Anni fa, alla presentazione dei palinsesti de La7, Geppi Cucciari introdusse così, ai giornalisti presenti, Enrico Mentana: “E ora un uomo che è un vostro collega ma crede di essere un MIO collega”. Era un omaggio irriverente alla nota passione dell’uomo per la battuta, che frequenta da sempre in ogni luogo e in ogni lago. Siccome però gli anni passano, le mamme imbiancano, le maratone consumano, stamane a Forrest, con LaLaura, la stessa identica persona si è prodotta in un elogio della riflessione che ha appena sostanziato con un podcast e con l’approdo del suo quotidiano, Open, su Twitch.
Ora, lasciamo perdere che io Twitch manco so cosa sia, tanto che ne ho fatto appunto battuta (“Studio Aperto sta per sbarcare su Tinder”) ma mi ha colpito, nella riflessione mentaniana sulla parola ragionata, un dato oggettivo: Twitter è vecchio e, più in generale, i social basati sul “qui e ora” stanno invecchiando molto precocemente. Mentre la cara e vecchia tradizione orale – pensate, né io né Mentana abbiamo ceduto al doppio senso – rimane necessaria. Come se avessimo bisogno di un racconto. Per capirci: Twitch, ma anche Clubhouse, altro non sono che costole della radio. Che è da sempre il mezzo più moderno. Perché a differenza della tv, è orizzontale. Assomma e non divide. Racconta, non spezzetta. Vive di curve e non di picchi.
Ogni tanto lo dico, al mattino, di quanto mi senta privilegiato ad aver conservato un angolo (e che angolo, e in che piacevole compagnia) di libera e quotidiana espressione. Ma fino ad ora avevo colpevolmente sottovalutato quanto sia decisivo e pervasivo il mezzo. Quello che in fondo amo di più. La radio, tra l’altro, ha un pregio enorme: contestualizza. Crea una sorta di immunità di gregge del pensiero, ove la si frequenti col dovuto rispetto, che salda un patto tra chi la fa e chi la ascolta. Non succederebbe mai, per fare un esempio di oggi, che qualcuno vada ad estrapolare un tuo vecchio tweet sul doping di Alex Schwazer (del quale oggi, tutti, festeggiamo la resurrezione) per anabolizzare il confronto, metterti al centro, additarti da eretico, esibirti all’insulto.
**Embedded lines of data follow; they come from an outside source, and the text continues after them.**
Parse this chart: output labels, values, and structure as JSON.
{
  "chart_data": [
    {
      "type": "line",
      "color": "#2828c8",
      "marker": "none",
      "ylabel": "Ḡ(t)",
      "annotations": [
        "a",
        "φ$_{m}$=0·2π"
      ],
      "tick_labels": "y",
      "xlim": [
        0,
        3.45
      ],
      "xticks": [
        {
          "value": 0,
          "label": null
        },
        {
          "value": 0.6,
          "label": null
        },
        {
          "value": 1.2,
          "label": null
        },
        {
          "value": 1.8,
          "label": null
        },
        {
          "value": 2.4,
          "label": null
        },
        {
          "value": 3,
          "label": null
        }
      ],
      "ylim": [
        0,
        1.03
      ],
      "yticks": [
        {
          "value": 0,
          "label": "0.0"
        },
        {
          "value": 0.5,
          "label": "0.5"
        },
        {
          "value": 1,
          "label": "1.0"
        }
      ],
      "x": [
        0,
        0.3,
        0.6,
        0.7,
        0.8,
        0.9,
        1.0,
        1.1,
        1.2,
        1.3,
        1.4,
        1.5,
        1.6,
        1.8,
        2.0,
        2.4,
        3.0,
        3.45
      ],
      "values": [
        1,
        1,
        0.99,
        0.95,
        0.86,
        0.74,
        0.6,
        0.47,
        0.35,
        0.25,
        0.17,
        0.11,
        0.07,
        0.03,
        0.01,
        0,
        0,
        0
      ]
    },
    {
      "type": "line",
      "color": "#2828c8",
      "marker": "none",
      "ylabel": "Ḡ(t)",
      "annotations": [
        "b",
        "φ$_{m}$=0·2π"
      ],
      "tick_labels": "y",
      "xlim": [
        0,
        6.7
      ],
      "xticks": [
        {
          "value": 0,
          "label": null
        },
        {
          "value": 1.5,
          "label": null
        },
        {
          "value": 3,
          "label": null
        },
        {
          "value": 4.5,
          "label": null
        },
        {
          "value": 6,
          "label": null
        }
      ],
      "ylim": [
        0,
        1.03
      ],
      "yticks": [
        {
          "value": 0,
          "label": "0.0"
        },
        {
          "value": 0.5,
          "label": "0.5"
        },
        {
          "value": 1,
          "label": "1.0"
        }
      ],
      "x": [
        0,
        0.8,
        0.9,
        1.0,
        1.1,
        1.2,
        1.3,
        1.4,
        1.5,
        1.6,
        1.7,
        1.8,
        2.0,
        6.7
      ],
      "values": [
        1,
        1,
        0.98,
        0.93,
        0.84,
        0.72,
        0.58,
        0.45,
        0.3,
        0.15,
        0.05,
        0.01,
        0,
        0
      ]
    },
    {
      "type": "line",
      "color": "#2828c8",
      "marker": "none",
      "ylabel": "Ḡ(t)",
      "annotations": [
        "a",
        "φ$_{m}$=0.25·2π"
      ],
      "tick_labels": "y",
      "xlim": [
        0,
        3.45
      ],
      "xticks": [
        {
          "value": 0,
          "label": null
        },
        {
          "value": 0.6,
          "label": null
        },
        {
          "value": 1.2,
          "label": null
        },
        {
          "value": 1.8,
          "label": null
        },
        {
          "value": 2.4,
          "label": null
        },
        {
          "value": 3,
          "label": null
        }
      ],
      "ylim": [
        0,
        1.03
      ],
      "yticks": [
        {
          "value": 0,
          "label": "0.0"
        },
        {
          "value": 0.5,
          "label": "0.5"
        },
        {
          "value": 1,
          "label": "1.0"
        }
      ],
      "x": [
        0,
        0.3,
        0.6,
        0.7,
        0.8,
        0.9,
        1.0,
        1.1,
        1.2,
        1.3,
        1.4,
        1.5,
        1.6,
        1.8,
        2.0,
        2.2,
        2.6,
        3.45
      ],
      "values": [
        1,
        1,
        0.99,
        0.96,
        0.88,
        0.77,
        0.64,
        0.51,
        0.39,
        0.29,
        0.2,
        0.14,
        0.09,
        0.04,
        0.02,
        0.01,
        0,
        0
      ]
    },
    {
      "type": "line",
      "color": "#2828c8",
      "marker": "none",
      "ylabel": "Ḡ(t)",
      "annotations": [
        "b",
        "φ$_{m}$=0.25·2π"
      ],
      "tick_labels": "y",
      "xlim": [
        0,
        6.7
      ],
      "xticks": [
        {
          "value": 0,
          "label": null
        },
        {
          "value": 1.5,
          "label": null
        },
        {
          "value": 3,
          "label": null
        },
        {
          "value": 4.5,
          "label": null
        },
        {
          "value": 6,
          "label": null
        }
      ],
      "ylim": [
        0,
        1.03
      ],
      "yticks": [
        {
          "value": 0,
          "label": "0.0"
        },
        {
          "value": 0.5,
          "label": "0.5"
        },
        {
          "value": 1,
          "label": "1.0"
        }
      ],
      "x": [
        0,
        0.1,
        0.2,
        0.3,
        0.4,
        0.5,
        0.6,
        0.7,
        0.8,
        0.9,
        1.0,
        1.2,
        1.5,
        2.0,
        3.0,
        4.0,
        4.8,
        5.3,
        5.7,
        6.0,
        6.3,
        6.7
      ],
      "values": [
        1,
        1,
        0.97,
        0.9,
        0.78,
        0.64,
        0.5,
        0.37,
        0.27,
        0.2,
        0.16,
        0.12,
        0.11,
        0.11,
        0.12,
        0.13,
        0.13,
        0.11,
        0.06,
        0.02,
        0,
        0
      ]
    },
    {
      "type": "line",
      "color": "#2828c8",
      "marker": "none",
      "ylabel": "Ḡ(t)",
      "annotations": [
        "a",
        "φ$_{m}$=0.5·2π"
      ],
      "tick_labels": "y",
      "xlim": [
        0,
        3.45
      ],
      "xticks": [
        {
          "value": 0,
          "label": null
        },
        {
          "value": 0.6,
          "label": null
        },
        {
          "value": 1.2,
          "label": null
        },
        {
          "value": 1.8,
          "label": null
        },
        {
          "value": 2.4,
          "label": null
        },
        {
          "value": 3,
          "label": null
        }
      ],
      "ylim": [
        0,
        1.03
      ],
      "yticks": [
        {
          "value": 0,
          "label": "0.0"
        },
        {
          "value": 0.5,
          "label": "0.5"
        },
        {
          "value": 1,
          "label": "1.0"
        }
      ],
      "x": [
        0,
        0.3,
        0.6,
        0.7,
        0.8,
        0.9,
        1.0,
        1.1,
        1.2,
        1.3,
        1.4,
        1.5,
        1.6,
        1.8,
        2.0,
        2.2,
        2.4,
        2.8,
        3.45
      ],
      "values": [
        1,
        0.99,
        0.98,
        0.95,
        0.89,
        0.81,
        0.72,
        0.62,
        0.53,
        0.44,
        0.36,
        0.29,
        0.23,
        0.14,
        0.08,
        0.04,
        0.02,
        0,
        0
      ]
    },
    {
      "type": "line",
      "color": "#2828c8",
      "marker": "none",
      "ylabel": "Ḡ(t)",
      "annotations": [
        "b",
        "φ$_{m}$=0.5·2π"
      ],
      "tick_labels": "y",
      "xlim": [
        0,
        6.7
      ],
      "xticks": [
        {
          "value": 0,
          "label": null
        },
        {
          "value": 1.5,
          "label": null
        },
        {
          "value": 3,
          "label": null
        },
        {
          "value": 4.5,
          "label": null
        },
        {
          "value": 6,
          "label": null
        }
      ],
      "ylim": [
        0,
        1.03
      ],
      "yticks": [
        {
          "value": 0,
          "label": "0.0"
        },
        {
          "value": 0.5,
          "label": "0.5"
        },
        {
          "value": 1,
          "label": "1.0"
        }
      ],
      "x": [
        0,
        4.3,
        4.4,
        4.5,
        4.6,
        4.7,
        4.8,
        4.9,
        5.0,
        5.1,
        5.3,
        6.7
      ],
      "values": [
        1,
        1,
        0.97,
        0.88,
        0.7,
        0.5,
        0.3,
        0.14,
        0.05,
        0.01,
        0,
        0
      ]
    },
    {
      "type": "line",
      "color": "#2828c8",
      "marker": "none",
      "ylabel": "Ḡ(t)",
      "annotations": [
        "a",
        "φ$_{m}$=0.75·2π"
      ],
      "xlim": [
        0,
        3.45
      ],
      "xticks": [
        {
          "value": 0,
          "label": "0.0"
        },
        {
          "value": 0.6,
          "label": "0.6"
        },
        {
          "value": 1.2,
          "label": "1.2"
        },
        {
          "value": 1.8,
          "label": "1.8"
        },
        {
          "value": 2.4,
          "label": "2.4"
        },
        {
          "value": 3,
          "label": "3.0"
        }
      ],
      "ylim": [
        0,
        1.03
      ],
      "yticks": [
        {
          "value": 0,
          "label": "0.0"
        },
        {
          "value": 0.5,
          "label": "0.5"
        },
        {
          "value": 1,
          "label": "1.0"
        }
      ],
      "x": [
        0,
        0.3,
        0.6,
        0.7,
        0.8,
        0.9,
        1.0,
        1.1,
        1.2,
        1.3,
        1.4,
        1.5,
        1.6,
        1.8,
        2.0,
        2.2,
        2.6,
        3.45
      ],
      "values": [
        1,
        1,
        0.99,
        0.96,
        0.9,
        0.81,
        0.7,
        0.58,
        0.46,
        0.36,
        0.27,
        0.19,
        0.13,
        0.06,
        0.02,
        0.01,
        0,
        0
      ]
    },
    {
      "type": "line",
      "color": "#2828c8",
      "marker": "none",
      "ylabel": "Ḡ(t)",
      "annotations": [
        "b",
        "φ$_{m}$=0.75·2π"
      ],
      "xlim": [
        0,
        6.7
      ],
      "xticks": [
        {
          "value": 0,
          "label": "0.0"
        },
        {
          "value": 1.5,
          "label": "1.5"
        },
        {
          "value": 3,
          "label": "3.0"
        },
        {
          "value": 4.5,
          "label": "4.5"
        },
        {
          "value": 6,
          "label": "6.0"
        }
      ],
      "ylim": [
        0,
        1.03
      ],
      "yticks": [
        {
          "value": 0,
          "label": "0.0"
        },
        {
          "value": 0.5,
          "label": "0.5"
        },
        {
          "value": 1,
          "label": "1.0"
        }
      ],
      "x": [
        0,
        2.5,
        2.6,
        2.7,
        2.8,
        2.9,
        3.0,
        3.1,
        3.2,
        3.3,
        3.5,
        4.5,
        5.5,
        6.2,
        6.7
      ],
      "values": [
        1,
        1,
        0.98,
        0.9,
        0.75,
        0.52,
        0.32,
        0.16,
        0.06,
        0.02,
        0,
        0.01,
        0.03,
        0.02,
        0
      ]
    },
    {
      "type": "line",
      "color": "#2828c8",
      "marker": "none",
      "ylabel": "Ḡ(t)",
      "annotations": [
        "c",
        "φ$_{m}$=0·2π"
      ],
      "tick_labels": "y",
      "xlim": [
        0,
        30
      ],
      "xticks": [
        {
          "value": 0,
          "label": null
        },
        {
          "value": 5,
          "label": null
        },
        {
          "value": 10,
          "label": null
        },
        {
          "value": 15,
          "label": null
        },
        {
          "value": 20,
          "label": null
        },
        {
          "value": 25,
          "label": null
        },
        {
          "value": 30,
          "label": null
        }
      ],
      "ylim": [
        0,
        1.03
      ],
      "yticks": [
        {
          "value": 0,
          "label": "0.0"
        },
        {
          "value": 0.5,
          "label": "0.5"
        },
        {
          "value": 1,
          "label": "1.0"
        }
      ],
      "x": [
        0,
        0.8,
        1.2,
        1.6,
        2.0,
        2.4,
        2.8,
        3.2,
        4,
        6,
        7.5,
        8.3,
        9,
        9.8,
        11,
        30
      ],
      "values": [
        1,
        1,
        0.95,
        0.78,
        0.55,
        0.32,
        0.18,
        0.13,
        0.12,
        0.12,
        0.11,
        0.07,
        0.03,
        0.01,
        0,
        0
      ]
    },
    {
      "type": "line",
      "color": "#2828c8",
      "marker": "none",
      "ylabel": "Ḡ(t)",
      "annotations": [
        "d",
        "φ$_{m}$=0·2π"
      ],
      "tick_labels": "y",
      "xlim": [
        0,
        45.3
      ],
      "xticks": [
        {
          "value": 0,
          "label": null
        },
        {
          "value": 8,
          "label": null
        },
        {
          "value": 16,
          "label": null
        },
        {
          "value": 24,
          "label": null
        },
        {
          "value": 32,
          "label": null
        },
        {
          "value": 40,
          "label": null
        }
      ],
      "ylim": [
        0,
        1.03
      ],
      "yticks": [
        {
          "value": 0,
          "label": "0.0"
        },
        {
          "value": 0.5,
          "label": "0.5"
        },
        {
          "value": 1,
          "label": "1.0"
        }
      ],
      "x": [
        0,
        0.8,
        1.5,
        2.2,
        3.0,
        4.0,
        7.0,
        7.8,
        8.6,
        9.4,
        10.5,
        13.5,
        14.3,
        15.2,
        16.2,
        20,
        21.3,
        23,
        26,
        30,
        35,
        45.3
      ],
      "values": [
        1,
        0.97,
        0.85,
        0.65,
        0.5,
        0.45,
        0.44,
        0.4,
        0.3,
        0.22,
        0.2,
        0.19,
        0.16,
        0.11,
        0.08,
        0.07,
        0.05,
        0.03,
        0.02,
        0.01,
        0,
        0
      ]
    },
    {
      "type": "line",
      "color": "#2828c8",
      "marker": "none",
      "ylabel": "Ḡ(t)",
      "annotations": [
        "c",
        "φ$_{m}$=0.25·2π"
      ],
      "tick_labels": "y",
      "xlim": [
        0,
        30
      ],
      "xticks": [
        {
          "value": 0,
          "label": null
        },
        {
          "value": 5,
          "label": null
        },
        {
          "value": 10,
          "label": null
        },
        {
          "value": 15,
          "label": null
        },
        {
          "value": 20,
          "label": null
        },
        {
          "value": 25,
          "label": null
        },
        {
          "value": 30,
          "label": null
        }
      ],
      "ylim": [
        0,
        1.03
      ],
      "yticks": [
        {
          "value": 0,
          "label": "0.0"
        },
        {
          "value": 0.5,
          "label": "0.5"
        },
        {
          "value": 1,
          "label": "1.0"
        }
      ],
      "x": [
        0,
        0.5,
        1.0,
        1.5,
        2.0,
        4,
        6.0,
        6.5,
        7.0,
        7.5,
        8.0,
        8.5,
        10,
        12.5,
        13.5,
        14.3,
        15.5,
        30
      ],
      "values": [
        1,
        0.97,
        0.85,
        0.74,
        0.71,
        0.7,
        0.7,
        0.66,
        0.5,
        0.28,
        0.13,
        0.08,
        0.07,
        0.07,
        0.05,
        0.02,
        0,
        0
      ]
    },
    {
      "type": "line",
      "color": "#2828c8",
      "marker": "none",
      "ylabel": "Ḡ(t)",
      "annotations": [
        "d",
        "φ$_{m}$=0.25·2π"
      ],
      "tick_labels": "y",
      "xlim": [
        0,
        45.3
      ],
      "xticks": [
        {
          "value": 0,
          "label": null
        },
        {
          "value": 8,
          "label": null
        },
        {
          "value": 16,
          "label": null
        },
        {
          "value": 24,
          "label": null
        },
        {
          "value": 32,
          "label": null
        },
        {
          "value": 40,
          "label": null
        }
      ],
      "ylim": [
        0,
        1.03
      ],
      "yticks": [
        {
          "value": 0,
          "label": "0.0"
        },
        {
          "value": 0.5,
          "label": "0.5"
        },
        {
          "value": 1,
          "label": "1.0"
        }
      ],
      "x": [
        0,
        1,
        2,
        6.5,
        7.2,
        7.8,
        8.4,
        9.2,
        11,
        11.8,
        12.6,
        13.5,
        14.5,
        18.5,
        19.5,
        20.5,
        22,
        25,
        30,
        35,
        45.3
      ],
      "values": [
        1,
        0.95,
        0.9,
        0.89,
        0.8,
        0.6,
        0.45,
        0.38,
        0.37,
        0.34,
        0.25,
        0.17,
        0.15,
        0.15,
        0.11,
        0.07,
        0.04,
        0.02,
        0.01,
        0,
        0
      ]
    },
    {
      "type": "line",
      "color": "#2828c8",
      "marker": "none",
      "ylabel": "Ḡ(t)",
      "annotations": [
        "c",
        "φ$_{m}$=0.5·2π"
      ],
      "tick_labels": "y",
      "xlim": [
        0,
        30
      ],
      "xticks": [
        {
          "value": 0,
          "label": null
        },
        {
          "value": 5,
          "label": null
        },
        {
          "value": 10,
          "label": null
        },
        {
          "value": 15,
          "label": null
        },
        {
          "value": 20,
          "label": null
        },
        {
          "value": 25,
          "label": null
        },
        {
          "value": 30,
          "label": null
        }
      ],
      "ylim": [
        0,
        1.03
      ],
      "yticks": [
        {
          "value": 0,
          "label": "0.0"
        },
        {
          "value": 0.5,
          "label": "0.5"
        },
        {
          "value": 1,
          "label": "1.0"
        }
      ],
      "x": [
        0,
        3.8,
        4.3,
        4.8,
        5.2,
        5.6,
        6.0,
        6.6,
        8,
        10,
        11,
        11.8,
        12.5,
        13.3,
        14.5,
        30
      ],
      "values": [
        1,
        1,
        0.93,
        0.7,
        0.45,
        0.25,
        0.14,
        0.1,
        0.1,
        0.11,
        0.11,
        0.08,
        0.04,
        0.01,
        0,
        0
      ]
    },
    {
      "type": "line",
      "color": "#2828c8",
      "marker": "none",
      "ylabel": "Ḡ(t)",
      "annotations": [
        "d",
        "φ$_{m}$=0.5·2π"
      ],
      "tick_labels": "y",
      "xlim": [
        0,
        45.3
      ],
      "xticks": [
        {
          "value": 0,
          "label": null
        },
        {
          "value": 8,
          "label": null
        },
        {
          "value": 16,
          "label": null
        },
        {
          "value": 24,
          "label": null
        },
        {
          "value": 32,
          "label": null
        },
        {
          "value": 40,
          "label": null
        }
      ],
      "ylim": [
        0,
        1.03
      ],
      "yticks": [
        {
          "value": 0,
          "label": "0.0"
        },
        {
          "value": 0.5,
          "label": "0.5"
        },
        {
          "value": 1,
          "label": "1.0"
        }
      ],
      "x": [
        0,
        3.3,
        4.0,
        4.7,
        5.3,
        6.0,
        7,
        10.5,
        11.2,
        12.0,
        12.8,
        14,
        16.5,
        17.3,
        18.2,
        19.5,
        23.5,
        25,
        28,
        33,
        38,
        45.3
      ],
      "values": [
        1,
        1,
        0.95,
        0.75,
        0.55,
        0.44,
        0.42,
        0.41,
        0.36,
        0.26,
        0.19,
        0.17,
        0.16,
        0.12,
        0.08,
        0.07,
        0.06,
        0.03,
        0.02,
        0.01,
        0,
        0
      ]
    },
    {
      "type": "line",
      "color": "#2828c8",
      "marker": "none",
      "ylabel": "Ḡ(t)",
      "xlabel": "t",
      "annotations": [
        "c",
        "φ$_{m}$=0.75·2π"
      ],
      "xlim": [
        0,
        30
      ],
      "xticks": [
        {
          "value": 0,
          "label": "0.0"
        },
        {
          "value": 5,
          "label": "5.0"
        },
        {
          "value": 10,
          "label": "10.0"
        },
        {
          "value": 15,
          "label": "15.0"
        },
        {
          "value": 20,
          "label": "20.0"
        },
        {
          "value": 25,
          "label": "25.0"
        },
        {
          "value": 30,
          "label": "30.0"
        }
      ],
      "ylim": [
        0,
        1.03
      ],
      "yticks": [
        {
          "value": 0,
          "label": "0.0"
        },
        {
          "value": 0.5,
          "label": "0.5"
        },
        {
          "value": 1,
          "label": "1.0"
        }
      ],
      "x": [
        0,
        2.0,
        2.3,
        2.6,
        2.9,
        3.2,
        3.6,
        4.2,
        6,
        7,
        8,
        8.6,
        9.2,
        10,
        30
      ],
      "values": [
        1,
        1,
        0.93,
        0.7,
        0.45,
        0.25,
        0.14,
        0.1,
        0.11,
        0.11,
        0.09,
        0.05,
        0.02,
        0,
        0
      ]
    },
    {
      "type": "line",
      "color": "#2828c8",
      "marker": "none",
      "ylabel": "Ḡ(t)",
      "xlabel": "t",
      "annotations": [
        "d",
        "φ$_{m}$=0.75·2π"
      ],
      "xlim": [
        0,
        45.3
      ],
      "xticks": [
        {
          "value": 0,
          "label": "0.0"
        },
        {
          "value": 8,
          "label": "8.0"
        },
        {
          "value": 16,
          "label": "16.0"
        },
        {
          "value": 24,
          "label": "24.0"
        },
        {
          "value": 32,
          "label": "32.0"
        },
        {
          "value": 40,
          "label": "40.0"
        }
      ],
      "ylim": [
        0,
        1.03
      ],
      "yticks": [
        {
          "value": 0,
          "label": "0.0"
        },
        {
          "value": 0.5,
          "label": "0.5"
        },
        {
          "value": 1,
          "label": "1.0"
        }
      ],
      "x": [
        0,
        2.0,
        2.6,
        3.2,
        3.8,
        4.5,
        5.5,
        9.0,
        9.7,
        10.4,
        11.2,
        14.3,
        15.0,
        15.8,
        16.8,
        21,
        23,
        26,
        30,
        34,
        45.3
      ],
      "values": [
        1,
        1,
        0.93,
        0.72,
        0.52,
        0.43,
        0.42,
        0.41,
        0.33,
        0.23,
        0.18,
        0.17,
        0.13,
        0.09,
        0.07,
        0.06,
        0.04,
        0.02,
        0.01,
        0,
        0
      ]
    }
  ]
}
Qualcosa che era vero anni fa non smette di esserlo ora che la catarsi è compiuta, che il diritto al riscatto di chi sbagliò è sopravvissuto al complotto di chi non voleva accettarne la redenzione.
Si può aver usato sostanze illecite, si può (si deve) aver diritto all’assoluzione quando qualcuno, in un caso diverso, ha costruito prove contro di te.
Ma c’è un altro dato, forse più cogente. Io, quel tweet, non lo rifarei. Era probabilmente, un po’ come molti cinguettii, figlio di un altro doping. Quello del consenso. Tra i molti difetti mi riconosco una certa onestà intellettuale, al limite del masochismo da perdita del posto. Ma, come tutti, mi capita di scrivere qualcosa pensando di intercettare lo spirito del tempo. E, dunque, qualche consenso. Mi muovo anche io, come molti di noi, secondo regole che valgono solo per la rete e che mai adopereremmo in pubblico. Ché quando parli passano tutte le sfumature. Ma quando scrivi, è un attimo a salire in cattedra. Giudicare. Esagerare.
Dovrei essere amareggiato, per gli insulti che mi sono piovuti sul groppone per un vecchio tweet (nel quale peraltro me la prendevo pure con Paolo Rossi, citato come eroe negativo causa scommesse, uno che post mortem è risultato essere molto più che un bravo cristo). Invece alla fine sono quasi contento. Perché chiudono il cerchio iniziato la mattina ospitndo un altro “battutista” non dico pentito, ma riflessivo.
Dirò ugualmente le mie cazzate, le mie sciocchezze, scriverò ugualmente le mie battute (riuscite e no) armate solo dalla buonafede. Cercherò di capire cosa accidenti sia Twitch. Ma spero di continuare a crescere, migliorare, trovando alla fine un suono che mi somigli ancora di più. Anche per iscritto. Ché davanti a un microfono non mi spaventa quasi nulla. Anzi: davanti a un microfono, specie adesso che ho lasciato spintaneamente il giornalismo quotidiano, sono profondamente felice.